Through spoken word solely
void of touching,
sparkling dialogue is warming
- without your knowing,
immediate as much as ever.
Our boundaries marked in ways
most resembling the implicit
perhaps even the by accident.
Speak! I want to hear again
do not ever hold your peace;
If I could thread on the implicit
I'd find a way to stop this ending.
Not a fiber wants to further
a seemingly causeless
destiny lacking course
Cold from core to skin
willfull self-deceit failed
praying to a known false god
did bare no substance
of void filling quality
Every cell perceptive
of its stretch from realness
in as much as one can measure
warmth through frigid and presence with absence
Laat me tot het licht geloven
dat ik voor altijd naar je ruiken kan
Zoals een kind zich onder dekens voor ‘n draak verstopt
wil ik me veilig met je, in je, begraven
Zachte, ronde, warme, is waar te wonen, aan te liggen,
veilig, robuust, vertrouwd deinen je ademteugen
Morgen zal een wekker kraaien,
en ga ik de draak weer tegemoet
Eager to end,
Coax counterlogic meticulously,
take no prisoners, nor allow the weed of doubt
to grow, collaterals tolerable.
Shall no paradox live
compensatory measures taken
against them.
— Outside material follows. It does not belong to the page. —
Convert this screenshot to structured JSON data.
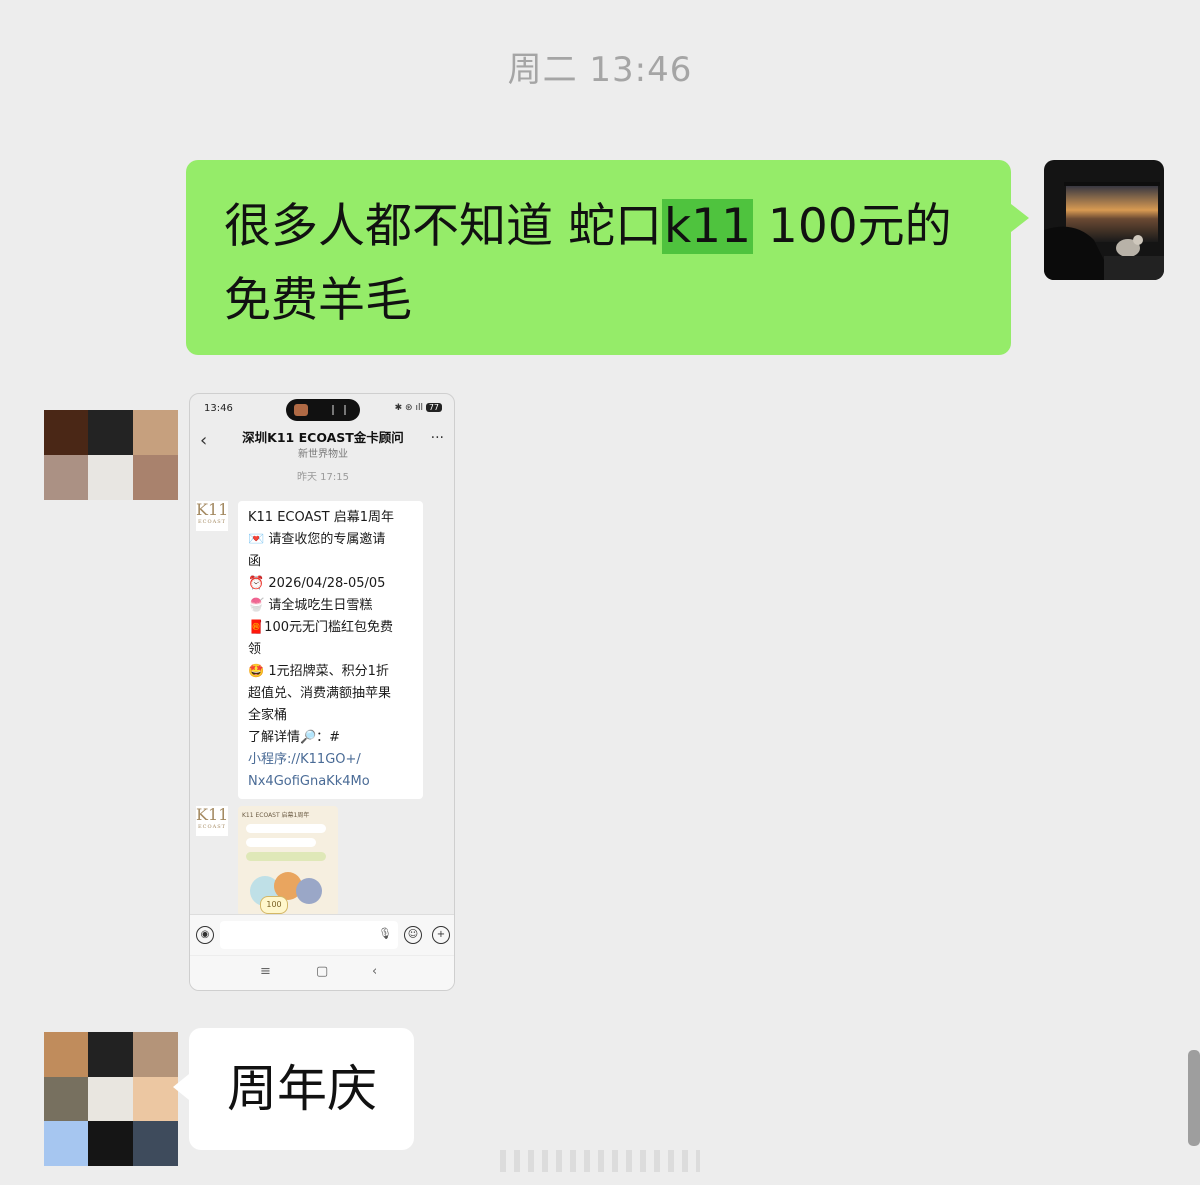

Forever unlearned
their lessons remain as a bloodthirst
- though striking terror in its instigator
executioner and forthwith willess subject -
will have its way.
Her feelings fetus-like
unborn, unfinished, unphrased,
in bad faith, ill-conceived
Via an almost infertile thoughtstream,
with nearly fruitless yet violent current,
it entered her
Increasing pressure made her deliver
that which the flood procreated,
made its way and
she regained her formulation ability
voiced an answer (in silence)
to unasked questions.
Now to speak it out loud, or perhaps just one scream,
was all she desired and would forever onwards crave.
What ought to be a clamor
of decisive forte
An afterbirth of what-ifs
My gut feeling
I demoted it to an expatriate
now it joins the foreign legion
which consequently attempts to conquer
That pure residu
I attempted to extract, remain with
I am unsure if it is strong enough
I need more time,
would want a word, but
the rules forbid us
I could forge but one attempt
Is this a spark or a seed,
is it destruction or foundation?
“Rien ne va plus”
An involuntary spasm /
Did the both of us went all in?
I dare not look.
The wheel starts spinning.
Your featherlight touch smacked my back
The candlelight did blind my eyes
A passing summerbreeze scourged my skin
Hours passing at speeds of the minute hand
We left the world now, I believe
You're granting it your goodbye smile
Did I not feel enough or did I think too little?
Or is this, this cluttered haze, what is supposed to be
manifest in a man's head / or body
at this very hour?
Words I always felt were allies,
so oftentimes my only advocates.
But lexis’ presumed perfection, completeness,
failed me that night.
When I lost being able
Both what held me back to speak
as well as
Why words were all I deemed an option.